La stagione 2023 non è partita nel migliore dei modi, con una vittoria e due sconfitte per mano di Kokkinakis e Ruud – lo scorso anno, dopo l’Australian Open, era 9-3. Non che ciò abbia minimamente scalfito la sua fiducia. “Riesco semplicemente a visualizzare chi voglio essere e dove. Ho una fede enorme negli obiettivi che mi prefiggo. Lo faccio da quattro o cinque anni e la maggior parte si sono realizzati”.

 

Un altro tennista che ricordiamo aver detto di puntare al numero 1 (tra quelli che non ti aspetti) è Filip Krajinovic, giocatore ordinato che non ha lacune evidenti, ma non ruba l’occhio né per il suo gioco né per un particolare colpo del suo repertorio. Se il serbo va in campo e comincia a palleggiare tranquillo e “vediamo che succede”, Maxime non accetta mezze misure: “Il fattore principale dal punto di vista mentale è abituarsi tanto a un gioco rischioso da non percepirlo più come tale” spiega. “La chiave per raggiungere il livello successivo è restare fedele al mio serve&volley. Ormai è una parte naturale di me”.

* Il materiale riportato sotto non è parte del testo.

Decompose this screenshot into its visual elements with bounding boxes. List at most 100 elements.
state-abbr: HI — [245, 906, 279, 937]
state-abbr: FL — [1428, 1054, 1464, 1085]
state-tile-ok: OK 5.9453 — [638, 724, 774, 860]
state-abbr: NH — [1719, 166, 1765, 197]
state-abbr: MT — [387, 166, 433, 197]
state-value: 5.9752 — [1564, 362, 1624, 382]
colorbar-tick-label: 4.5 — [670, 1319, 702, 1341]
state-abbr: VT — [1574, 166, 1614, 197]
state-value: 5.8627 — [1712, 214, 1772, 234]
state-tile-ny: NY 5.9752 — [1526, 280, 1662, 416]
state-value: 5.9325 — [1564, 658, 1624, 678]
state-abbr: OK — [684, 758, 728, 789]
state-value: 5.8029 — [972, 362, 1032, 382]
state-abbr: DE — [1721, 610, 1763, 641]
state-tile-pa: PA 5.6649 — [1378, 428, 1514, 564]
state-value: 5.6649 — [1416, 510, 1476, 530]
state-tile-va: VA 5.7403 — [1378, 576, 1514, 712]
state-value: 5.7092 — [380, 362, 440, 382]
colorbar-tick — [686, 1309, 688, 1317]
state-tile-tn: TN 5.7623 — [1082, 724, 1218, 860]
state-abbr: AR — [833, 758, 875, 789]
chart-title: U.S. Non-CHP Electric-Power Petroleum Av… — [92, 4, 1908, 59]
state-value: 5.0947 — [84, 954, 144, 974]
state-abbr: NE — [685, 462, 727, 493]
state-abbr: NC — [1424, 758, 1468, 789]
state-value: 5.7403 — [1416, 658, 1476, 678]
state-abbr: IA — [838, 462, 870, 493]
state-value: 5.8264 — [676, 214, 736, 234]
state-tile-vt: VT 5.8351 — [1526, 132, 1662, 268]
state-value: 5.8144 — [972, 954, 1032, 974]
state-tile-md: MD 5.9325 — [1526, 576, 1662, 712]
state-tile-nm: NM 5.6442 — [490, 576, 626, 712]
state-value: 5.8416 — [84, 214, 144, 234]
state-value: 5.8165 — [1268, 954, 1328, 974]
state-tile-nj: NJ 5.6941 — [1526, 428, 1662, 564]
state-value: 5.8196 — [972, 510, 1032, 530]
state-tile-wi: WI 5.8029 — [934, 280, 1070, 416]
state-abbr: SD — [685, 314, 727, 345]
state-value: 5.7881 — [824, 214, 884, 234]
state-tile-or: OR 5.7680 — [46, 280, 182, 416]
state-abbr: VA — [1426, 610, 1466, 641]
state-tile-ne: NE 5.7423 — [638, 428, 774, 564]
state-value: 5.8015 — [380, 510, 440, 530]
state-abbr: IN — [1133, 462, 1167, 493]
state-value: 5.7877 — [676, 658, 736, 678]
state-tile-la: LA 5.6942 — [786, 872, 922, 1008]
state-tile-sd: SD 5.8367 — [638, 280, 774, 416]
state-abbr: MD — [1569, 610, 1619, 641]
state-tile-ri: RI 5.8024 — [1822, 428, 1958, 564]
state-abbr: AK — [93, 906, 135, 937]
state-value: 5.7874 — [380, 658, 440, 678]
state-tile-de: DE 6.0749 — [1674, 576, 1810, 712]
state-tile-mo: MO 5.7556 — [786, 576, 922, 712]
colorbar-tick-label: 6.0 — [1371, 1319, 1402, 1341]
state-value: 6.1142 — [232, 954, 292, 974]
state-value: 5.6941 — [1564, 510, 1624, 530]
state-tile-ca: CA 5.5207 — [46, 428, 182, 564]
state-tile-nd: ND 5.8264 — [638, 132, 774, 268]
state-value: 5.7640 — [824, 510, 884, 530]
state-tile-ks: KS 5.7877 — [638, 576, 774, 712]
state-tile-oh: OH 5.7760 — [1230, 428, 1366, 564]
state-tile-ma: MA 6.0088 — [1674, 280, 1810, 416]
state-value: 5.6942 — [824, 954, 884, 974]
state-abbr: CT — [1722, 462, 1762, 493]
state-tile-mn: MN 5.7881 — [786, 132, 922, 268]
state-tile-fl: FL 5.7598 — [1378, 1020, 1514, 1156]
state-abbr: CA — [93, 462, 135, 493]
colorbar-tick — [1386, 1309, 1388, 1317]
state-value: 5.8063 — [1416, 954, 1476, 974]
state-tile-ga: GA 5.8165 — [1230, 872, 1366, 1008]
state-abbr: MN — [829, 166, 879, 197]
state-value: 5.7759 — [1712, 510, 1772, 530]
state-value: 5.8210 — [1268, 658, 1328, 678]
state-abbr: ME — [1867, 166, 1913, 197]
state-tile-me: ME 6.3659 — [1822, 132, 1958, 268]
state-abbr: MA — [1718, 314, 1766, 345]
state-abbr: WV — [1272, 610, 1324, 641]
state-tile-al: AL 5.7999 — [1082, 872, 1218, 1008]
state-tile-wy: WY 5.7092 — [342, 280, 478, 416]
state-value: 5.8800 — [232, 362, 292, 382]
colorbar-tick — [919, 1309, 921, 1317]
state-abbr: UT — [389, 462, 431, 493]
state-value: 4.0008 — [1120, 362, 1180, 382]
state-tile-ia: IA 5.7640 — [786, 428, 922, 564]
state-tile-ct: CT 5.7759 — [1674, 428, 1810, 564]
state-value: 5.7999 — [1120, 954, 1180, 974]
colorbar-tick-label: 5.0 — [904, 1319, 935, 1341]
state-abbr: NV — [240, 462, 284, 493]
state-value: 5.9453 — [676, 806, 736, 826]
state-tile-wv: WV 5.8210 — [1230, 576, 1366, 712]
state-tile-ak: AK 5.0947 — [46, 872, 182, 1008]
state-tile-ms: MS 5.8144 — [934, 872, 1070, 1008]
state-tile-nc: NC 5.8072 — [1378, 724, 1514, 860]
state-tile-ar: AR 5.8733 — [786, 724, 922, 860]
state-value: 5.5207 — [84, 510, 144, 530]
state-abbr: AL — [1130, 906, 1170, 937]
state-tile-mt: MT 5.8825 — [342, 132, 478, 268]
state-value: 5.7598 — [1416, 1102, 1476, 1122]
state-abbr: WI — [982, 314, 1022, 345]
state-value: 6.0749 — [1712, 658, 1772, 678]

Settimo nella classifica ATP 2022 dei migliori battitori, con un quinto posto per percentuale di game vinti al servizio (88,8%) e un primo per… doppi falli, Cressy era 75° nel ranking dei ribattitori. Meglio di Isner e Opelka, però, come si dice, il ragazzo ha grossi margini di miglioramento. Una criticità che non gli è sfuggita e che pensa di risolvere con un approccio diametralmente opposto rispetto ai game in cui è al servizio: “Mi serve una mentalità diversa in risposta, far giocare di più l’avversario. Come i top player, devo rispondere molto di più, so che posso farcela”.

Lacress raccoglie in un diario frasi a cui ricorre per gestire lo stress. La sua preferita è “instilla il dubbio, continuo a ripetermiela in modo da non distrarmi durante i match”.

Come tantissimi tennisti, Cressy aveva in mente di vincere un titolo sull’erba, ma non quella di Wimbledon: di Newport! Perché una cosa sono i sogni, un’altra gli obiettivi e su quello ha messo la spunta lo scorso luglio alzando il trofeo dell’Infosys Hall of Fame Open. “Ci pensavo da due o tre anni perché a Newport avevo giocato il mio primo evento ATP”. Era il 2019 e perse al primo turno delle qualificazioni da Ramanathan. Certo che, se al primo torneo del circuito maggiore a cui partecipi giochi sull’erba contro un indiano, il destino vintage si scrive da sé.